Perhaps I crave cuteness. For that woman over there, her need for cuteness manifests itself in a Hawaiian punch-colored turtleneck and a ceramic flower barrette pinned askew above her forehead. I wear dusty sage corduroys, a navy business casual shirt, striped as fine as the wales on my cords, and a navy sweater cardigan. I am not wearing cute things, unless you count my bag, a flowered tote with buttons sewn all over it.
Last Sunday night I got on the A train at 125th Street and I spotted one, standing on the orange seat, next to his father. Of course I sat next to the child.
"Tha train dosa stop there," he gargled, pointing outside the window.
"Yes," I said.
"The train doan stop there!"
"That's right," I said, looking at the tracks.
"The train doan stop there."
"The train doesn't stop there?" I asked.
"The train doesn't stop there."
"That’s right," I said.
The train doesn't stop there! he said at every stop, and I encouraged him, saying yes every time, even though it might annoy the others. I was building something with him, with every exchange. What was the meaning, to him, of that utterance? He said it whether there was a train on the platform or not.

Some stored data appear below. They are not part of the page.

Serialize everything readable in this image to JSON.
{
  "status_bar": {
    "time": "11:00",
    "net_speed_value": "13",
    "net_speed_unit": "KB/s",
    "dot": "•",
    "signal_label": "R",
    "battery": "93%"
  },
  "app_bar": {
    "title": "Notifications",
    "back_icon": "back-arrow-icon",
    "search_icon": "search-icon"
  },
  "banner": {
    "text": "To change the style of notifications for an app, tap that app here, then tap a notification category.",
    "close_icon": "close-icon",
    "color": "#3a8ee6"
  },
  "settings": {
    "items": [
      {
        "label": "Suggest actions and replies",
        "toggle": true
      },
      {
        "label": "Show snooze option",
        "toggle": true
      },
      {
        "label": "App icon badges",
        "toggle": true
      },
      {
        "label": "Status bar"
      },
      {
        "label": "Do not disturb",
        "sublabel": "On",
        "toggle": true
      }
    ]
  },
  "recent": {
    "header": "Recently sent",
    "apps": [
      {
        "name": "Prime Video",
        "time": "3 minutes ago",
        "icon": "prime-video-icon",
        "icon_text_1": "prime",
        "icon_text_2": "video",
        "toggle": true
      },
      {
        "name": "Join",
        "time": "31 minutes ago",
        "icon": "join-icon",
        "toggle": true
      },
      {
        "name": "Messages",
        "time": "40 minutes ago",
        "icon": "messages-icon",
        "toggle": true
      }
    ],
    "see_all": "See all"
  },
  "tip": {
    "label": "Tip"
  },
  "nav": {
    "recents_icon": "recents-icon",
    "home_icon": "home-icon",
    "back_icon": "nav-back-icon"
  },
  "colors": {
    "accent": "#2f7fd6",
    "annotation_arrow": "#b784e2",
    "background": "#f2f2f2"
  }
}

He turned to me, away from the window. He grasped at one of the buttons on my bag, a tote from Old Navy, the fabric already broken in when I bought it, and rendered even rattier from my own use. I had sewn buttons on it- buttons from a small red jar, that I had found in my mother's sewing kit- buttons from "ne shao de su ho." (when you were little) that "ne kuh ee deow diao (you can throw away)."

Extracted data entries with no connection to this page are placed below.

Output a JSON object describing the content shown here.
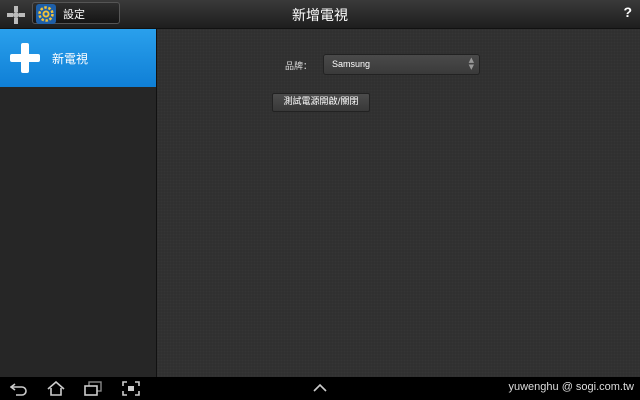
{
  "topbar": {
    "settings_label": "設定",
    "title": "新增電視",
    "help_label": "?"
  },
  "sidebar": {
    "items": [
      {
        "label": "新電視",
        "icon": "plus-icon",
        "selected": true
      }
    ]
  },
  "form": {
    "brand_label": "品牌：",
    "brand_value": "Samsung",
    "test_button_label": "測試電源開啟/關閉"
  },
  "navbar": {
    "icons": [
      "back-icon",
      "home-icon",
      "recent-apps-icon",
      "screenshot-icon",
      "up-chevron-icon"
    ],
    "watermark": "yuwenghu  @ sogi.com.tw"
  },
  "colors": {
    "accent": "#1a8fe3",
    "background": "#2b2b2b"
  }
}
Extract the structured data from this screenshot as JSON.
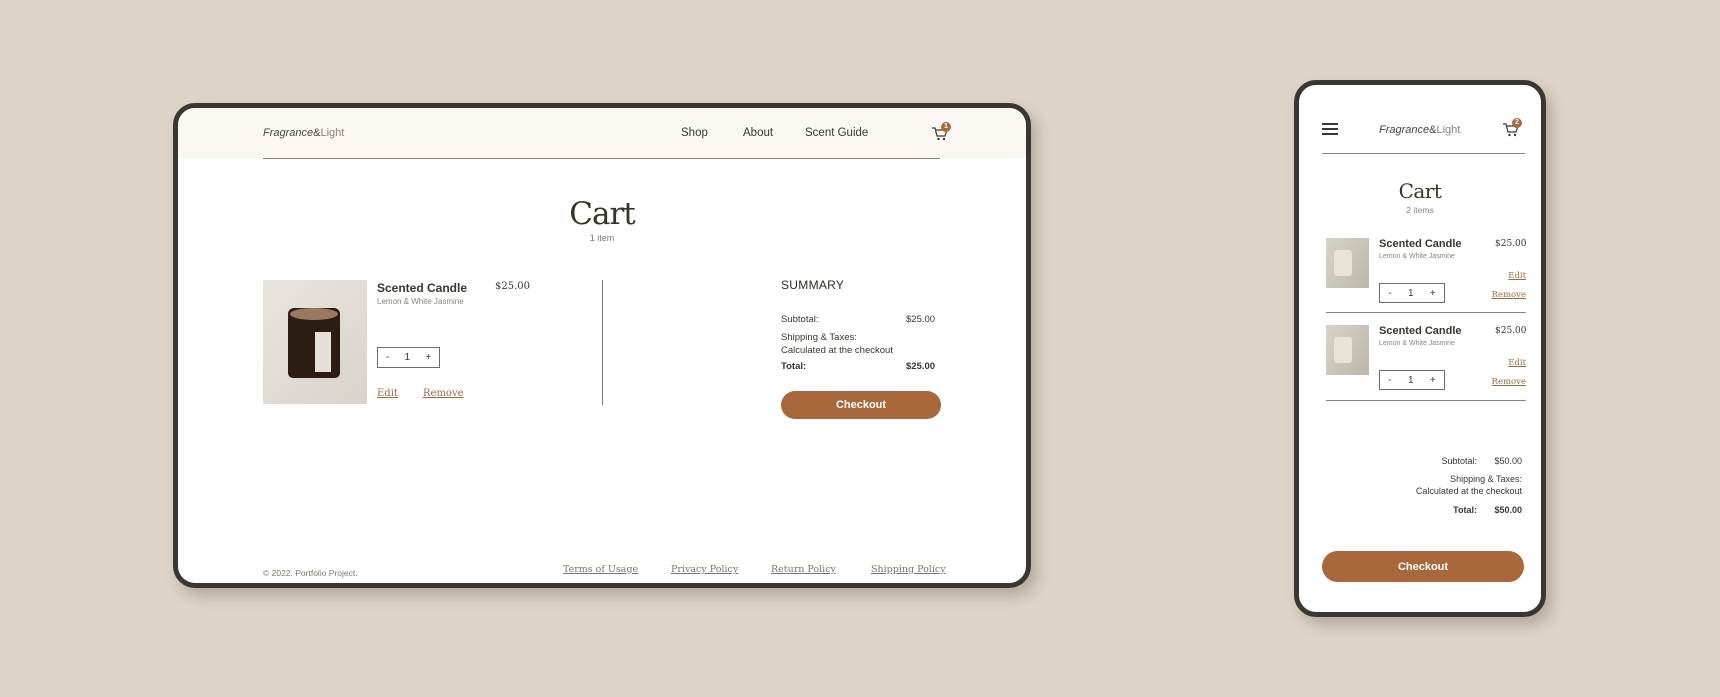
{
  "desktop": {
    "brand": {
      "italic": "Fragrance",
      "amp": "&",
      "light": "Light"
    },
    "nav": [
      "Shop",
      "About",
      "Scent Guide"
    ],
    "cart_badge": "1",
    "title": "Cart",
    "item_count": "1 item",
    "item": {
      "name": "Scented Candle",
      "variant": "Lemon & White Jasmine",
      "price": "$25.00",
      "qty_minus": "-",
      "qty": "1",
      "qty_plus": "+",
      "edit": "Edit",
      "remove": "Remove"
    },
    "summary": {
      "title": "SUMMARY",
      "subtotal_label": "Subtotal:",
      "subtotal": "$25.00",
      "shipping_label": "Shipping & Taxes:",
      "shipping_note": "Calculated at the checkout",
      "total_label": "Total:",
      "total": "$25.00",
      "checkout": "Checkout"
    },
    "footer": {
      "copyright": "© 2022. Portfolio Project.",
      "links": [
        "Terms of Usage",
        "Privacy Policy",
        "Return Policy",
        "Shipping Policy"
      ]
    }
  },
  "mobile": {
    "brand": {
      "italic": "Fragrance",
      "amp": "&",
      "light": "Light"
    },
    "cart_badge": "2",
    "title": "Cart",
    "item_count": "2 items",
    "items": [
      {
        "name": "Scented Candle",
        "variant": "Lemon & White Jasmine",
        "price": "$25.00",
        "qty_minus": "-",
        "qty": "1",
        "qty_plus": "+",
        "edit": "Edit",
        "remove": "Remove"
      },
      {
        "name": "Scented Candle",
        "variant": "Lemon & White Jasmine",
        "price": "$25.00",
        "qty_minus": "-",
        "qty": "1",
        "qty_plus": "+",
        "edit": "Edit",
        "remove": "Remove"
      }
    ],
    "summary": {
      "subtotal_label": "Subtotal:",
      "subtotal": "$50.00",
      "shipping_label": "Shipping & Taxes:",
      "shipping_note": "Calculated at the checkout",
      "total_label": "Total:",
      "total": "$50.00",
      "checkout": "Checkout"
    }
  },
  "colors": {
    "background": "#ded4c8",
    "accent": "#a9683c",
    "header": "#fbf7f2",
    "frame": "#3a3733"
  },
  "icons": [
    "cart-icon",
    "hamburger-icon"
  ]
}
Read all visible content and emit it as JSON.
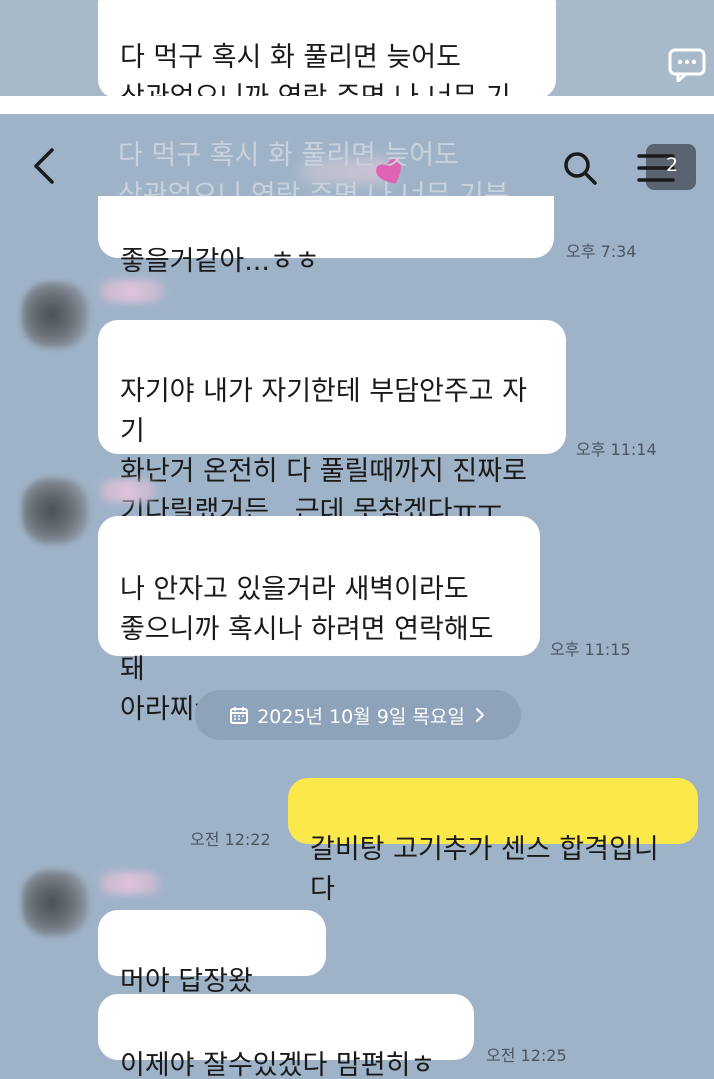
{
  "top_crop": {
    "bubble_text": "다 먹구 혹시 화 풀리면 늦어도\n상관없으니까 연락 주면 나 너무 기분\n좋을거같아...ㅎㅎ"
  },
  "header": {
    "menu_badge": "2"
  },
  "messages": {
    "m1": {
      "text": "좋을거같아...ㅎㅎ",
      "ghost": "다 먹구 혹시 화 풀리면 늦어도\n상관없으니 연락 주면 나 너무 기분",
      "time": "오후 7:34"
    },
    "m2": {
      "text": "자기야 내가 자기한테 부담안주고 자기\n화난거 온전히 다 풀릴때까지 진짜로\n기다릴랬거든...근데 못참겠다ㅠㅜ",
      "time": "오후 11:14"
    },
    "m3": {
      "text": "나 안자고 있을거라 새벽이라도\n좋으니까 혹시나 하려면 연락해도돼\n아라찌ㅠㅜ",
      "time": "오후 11:15"
    },
    "date_divider": "2025년 10월 9일 목요일",
    "m4": {
      "text": "갈비탕 고기추가 센스 합격입니다",
      "time": "오전 12:22"
    },
    "m5": {
      "text": "머야 답장왔다...!"
    },
    "m6": {
      "text": "이제야 잘수있겠다 맘편히ㅎㅎ",
      "time": "오전 12:25"
    }
  },
  "colors": {
    "chat_bg": "#9fb3c8",
    "my_bubble": "#fbe84a",
    "other_bubble": "#ffffff"
  },
  "icons": [
    "back-arrow-icon",
    "search-icon",
    "menu-icon",
    "chat-bubble-icon",
    "calendar-icon",
    "chevron-right-icon"
  ]
}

"No!" I gasped, and shortly thereafter purchased the bag with these buttons in mind.
Those tiny hands grasped at one of these now.
"That's a button," I said.
"Thasa buhuhn."
"That's a button."
"Thasa button."
Since I had sewn many buttons on the bag, the activity repeated itself naturally. He grasped each one in turn.
"Here's a button," I said, showing the snap on my cardigan. And then suddenly I had what I wanted. He was close, and when the train shook and he lost his balance, he fell into my arms. His father pulled him up immediately. Then we resumed the buttons lesson. He attempted to snap them but he was not quite coordinated, nor strong, enough; I snapped them for him. He liked the sound, was fascinated by the snapping. He waited for me to snap them shut and then he pulled them apart, with all his effort, as soon as I was done.
Jay Street. "I'm getting off here," I said to the father. And I said goodbye to the boy but there was no time to get one in return. I missed him immediately, wished that I could have kissed him, have taken him with me, to cuddle with like a teddy bear as I fell asleep.